Viele Mitteleuropäer denken bei Arabien sofort an abgehackte Hände, Steinigungen, unterdrückte Frauen, islamistischen Terror und grausame Diktaturen. Solche stereotypen Verallgemeinerungen sind selbstverständlich ohnehin problematisch – im Falle Jordaniens aber auch alles andere als zutreffend.

Jordanien ist sicher. Diesen Satz hörte ich auf meiner Reise durch das Land im Nahen Osten unzählige Male von meinen Gesprächspartnern. Die Worte wurden zu einem regelrechten Mantra. Der inflationäre Gebrauch dieser Losung weckte mein angeborenes Misstrauen, ließ mich an den Worten zweifeln. Dabei ist Jordanien tatsächlich ein sicheres Reiseland. Die Kriminalität ist traditionell niedrig, Gewaltverbrechen sind beinahe unbekannt.

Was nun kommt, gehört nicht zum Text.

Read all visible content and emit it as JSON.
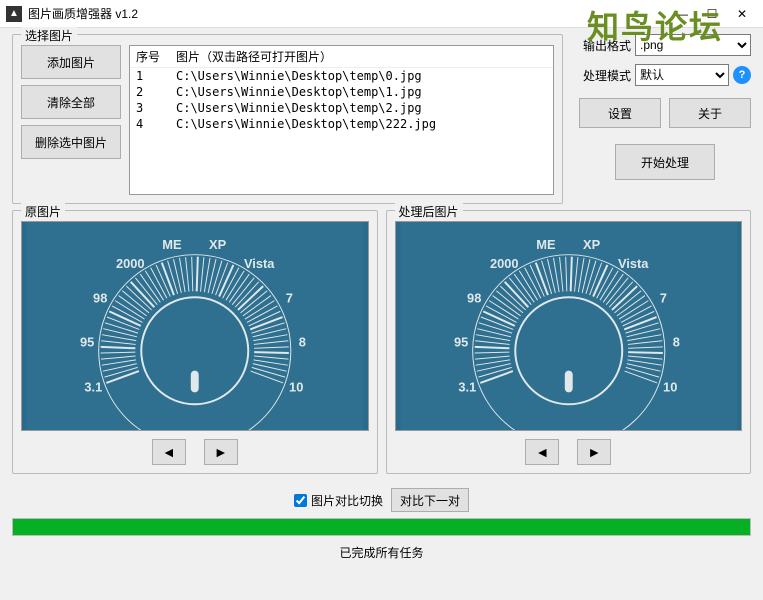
{
  "window": {
    "title": "图片画质增强器 v1.2"
  },
  "watermark": "知鸟论坛",
  "select_group": {
    "legend": "选择图片",
    "add": "添加图片",
    "clear": "清除全部",
    "delete": "删除选中图片",
    "columns": {
      "index": "序号",
      "path": "图片（双击路径可打开图片）"
    },
    "files": [
      {
        "i": "1",
        "p": "C:\\Users\\Winnie\\Desktop\\temp\\0.jpg"
      },
      {
        "i": "2",
        "p": "C:\\Users\\Winnie\\Desktop\\temp\\1.jpg"
      },
      {
        "i": "3",
        "p": "C:\\Users\\Winnie\\Desktop\\temp\\2.jpg"
      },
      {
        "i": "4",
        "p": "C:\\Users\\Winnie\\Desktop\\temp\\222.jpg"
      }
    ]
  },
  "settings": {
    "format_label": "输出格式",
    "format_value": ".png",
    "mode_label": "处理模式",
    "mode_value": "默认",
    "settings_btn": "设置",
    "about_btn": "关于",
    "start_btn": "开始处理"
  },
  "preview": {
    "original_legend": "原图片",
    "processed_legend": "处理后图片",
    "dial_labels": [
      "3.1",
      "95",
      "98",
      "2000",
      "ME",
      "XP",
      "Vista",
      "7",
      "8",
      "10"
    ]
  },
  "compare": {
    "checkbox_label": "图片对比切换",
    "checked": true,
    "next_btn": "对比下一对"
  },
  "status": "已完成所有任务"
}
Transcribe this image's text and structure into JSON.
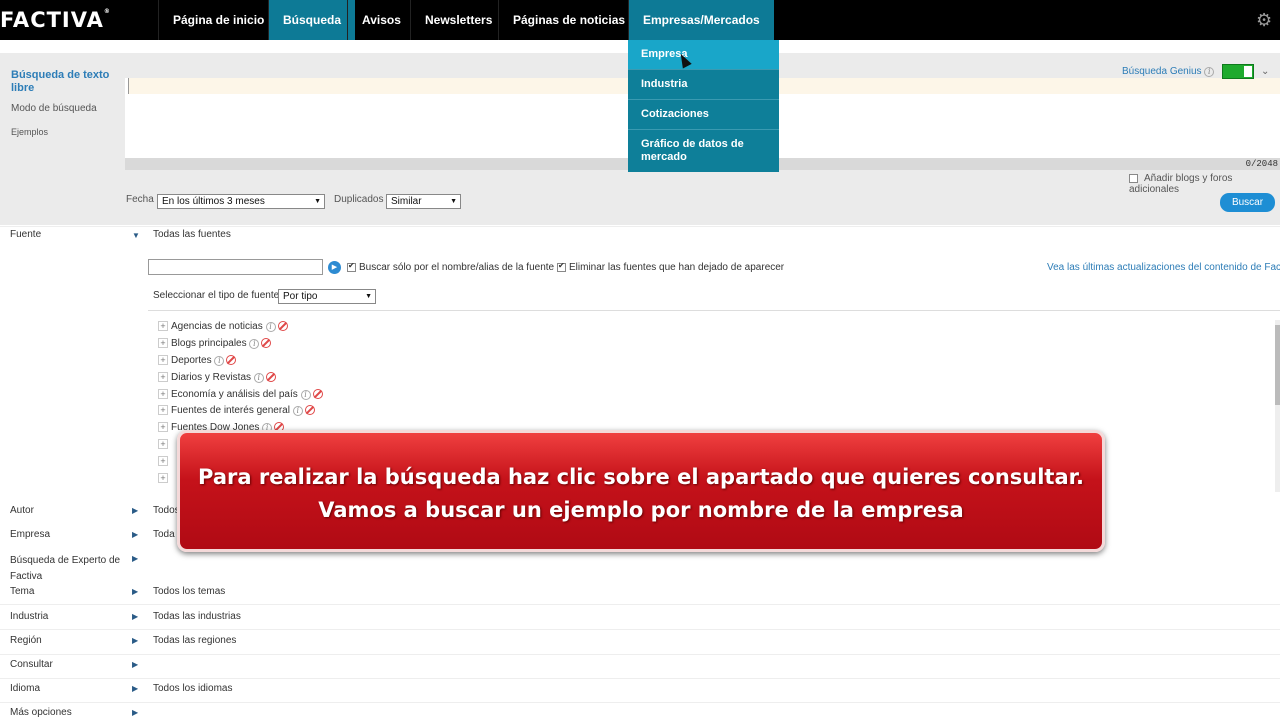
{
  "nav": {
    "logo": "FACTIVA",
    "items": [
      "Página de inicio",
      "Búsqueda",
      "Avisos",
      "Newsletters",
      "Páginas de noticias",
      "Empresas/Mercados"
    ],
    "dropdown": [
      "Empresa",
      "Industria",
      "Cotizaciones",
      "Gráfico de datos de mercado"
    ]
  },
  "search": {
    "free_text_title": "Búsqueda de texto libre",
    "mode": "Modo de búsqueda",
    "examples": "Ejemplos",
    "genius_label": "Búsqueda Genius",
    "counter": "0/2048",
    "add_blogs": "Añadir blogs y foros adicionales",
    "fecha_label": "Fecha",
    "fecha_value": "En los últimos 3 meses",
    "dup_label": "Duplicados",
    "dup_value": "Similar",
    "buscar": "Buscar"
  },
  "fuente": {
    "label": "Fuente",
    "value": "Todas las fuentes",
    "opt_name_only": "Buscar sólo por el nombre/alias de la fuente",
    "opt_remove": "Eliminar las fuentes que han dejado de aparecer",
    "latest_link": "Vea las últimas actualizaciones del contenido de Factiva",
    "type_label": "Seleccionar el tipo de fuente",
    "type_value": "Por tipo",
    "items": [
      "Agencias de noticias",
      "Blogs principales",
      "Deportes",
      "Diarios y Revistas",
      "Economía y análisis del país",
      "Fuentes de interés general",
      "Fuentes Dow Jones"
    ]
  },
  "rows": [
    {
      "label": "Autor",
      "value": "Todos"
    },
    {
      "label": "Empresa",
      "value": "Toda"
    },
    {
      "label": "Búsqueda de Experto de Factiva",
      "value": ""
    },
    {
      "label": "Tema",
      "value": "Todos los temas"
    },
    {
      "label": "Industria",
      "value": "Todas las industrias"
    },
    {
      "label": "Región",
      "value": "Todas las regiones"
    },
    {
      "label": "Consultar",
      "value": ""
    },
    {
      "label": "Idioma",
      "value": "Todos los idiomas"
    },
    {
      "label": "Más opciones",
      "value": ""
    }
  ],
  "banner": {
    "line1": "Para realizar la búsqueda haz clic sobre el apartado que quieres consultar.",
    "line2": "Vamos a buscar un ejemplo por nombre de la empresa"
  },
  "colors": {
    "nav_bg": "#000000",
    "active_tab": "#0d7a96",
    "banner": "#c5121a",
    "link": "#2d7db7"
  }
}
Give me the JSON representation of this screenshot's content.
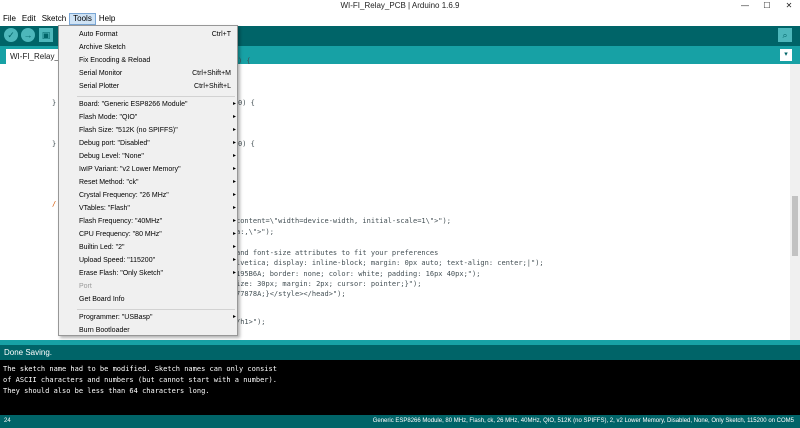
{
  "window": {
    "title": "WI-FI_Relay_PCB | Arduino 1.6.9",
    "minimize": "—",
    "maximize": "☐",
    "close": "✕"
  },
  "menubar": [
    "File",
    "Edit",
    "Sketch",
    "Tools",
    "Help"
  ],
  "toolbar": {
    "verify": "✓",
    "upload": "→",
    "new": "▣",
    "open": "↑",
    "save": "↓",
    "serial": "⌕"
  },
  "tab": {
    "label": "WI-FI_Relay_PCB",
    "menu": "▾"
  },
  "code": {
    "l1": ") {",
    "l2": "}",
    "l3": "0) {",
    "l4": "}",
    "l5": "0) {",
    "l6": "/",
    "l7": "content=\\\"width=device-width, initial-scale=1\\\">\");",
    "l8": "a:,\\\">\");",
    "l9": "and font-size attributes to fit your preferences",
    "l10": "lvetica; display: inline-block; margin: 0px auto; text-align: center;|\");",
    "l11": "195B6A; border: none; color: white; padding: 16px 40px;\");",
    "l12": "ize: 30px; margin: 2px; cursor: pointer;}\");",
    "l13": "77878A;}</style></head>\");",
    "l14": "/h1>\");"
  },
  "status": "Done Saving.",
  "console": [
    "The sketch name had to be modified. Sketch names can only consist",
    "of ASCII characters and numbers (but cannot start with a number).",
    "They should also be less than 64 characters long."
  ],
  "bottom": {
    "line": "24",
    "board": "Generic ESP8266 Module, 80 MHz, Flash, ck, 26 MHz, 40MHz, QIO, 512K (no SPIFFS), 2, v2 Lower Memory, Disabled, None, Only Sketch, 115200 on COM5"
  },
  "tools_menu": {
    "auto_format": "Auto Format",
    "auto_format_sc": "Ctrl+T",
    "archive": "Archive Sketch",
    "fix_encoding": "Fix Encoding & Reload",
    "serial_monitor": "Serial Monitor",
    "serial_monitor_sc": "Ctrl+Shift+M",
    "serial_plotter": "Serial Plotter",
    "serial_plotter_sc": "Ctrl+Shift+L",
    "board": "Board: \"Generic ESP8266 Module\"",
    "flash_mode": "Flash Mode: \"QIO\"",
    "flash_size": "Flash Size: \"512K (no SPIFFS)\"",
    "debug_port": "Debug port: \"Disabled\"",
    "debug_level": "Debug Level: \"None\"",
    "lwip": "IwIP Variant: \"v2 Lower Memory\"",
    "reset": "Reset Method: \"ck\"",
    "crystal": "Crystal Frequency: \"26 MHz\"",
    "vtables": "VTables: \"Flash\"",
    "flash_freq": "Flash Frequency: \"40MHz\"",
    "cpu_freq": "CPU Frequency: \"80 MHz\"",
    "builtin_led": "Builtin Led: \"2\"",
    "upload_speed": "Upload Speed: \"115200\"",
    "erase_flash": "Erase Flash: \"Only Sketch\"",
    "port": "Port",
    "board_info": "Get Board Info",
    "programmer": "Programmer: \"USBasp\"",
    "burn": "Burn Bootloader",
    "arrow": "▸"
  }
}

Trotzdem scheint es eine gehörige Portion Skepsis in Deutschland und anderen westlichen Ländern gegenüber einer Reise ins haschemitische Königreich zu geben. Familie, Freunde und Arbeitskollegen fragten mich im Vorfeld, ob das denn nicht gefährlich sei. Genährt wurde dieFurcht der Menschen zunächst von den Ereignissen des Arabischen Frühlings, später durch die Gräueltaten des Islamischen Staates in den Nachbarländern Syrien und Irak.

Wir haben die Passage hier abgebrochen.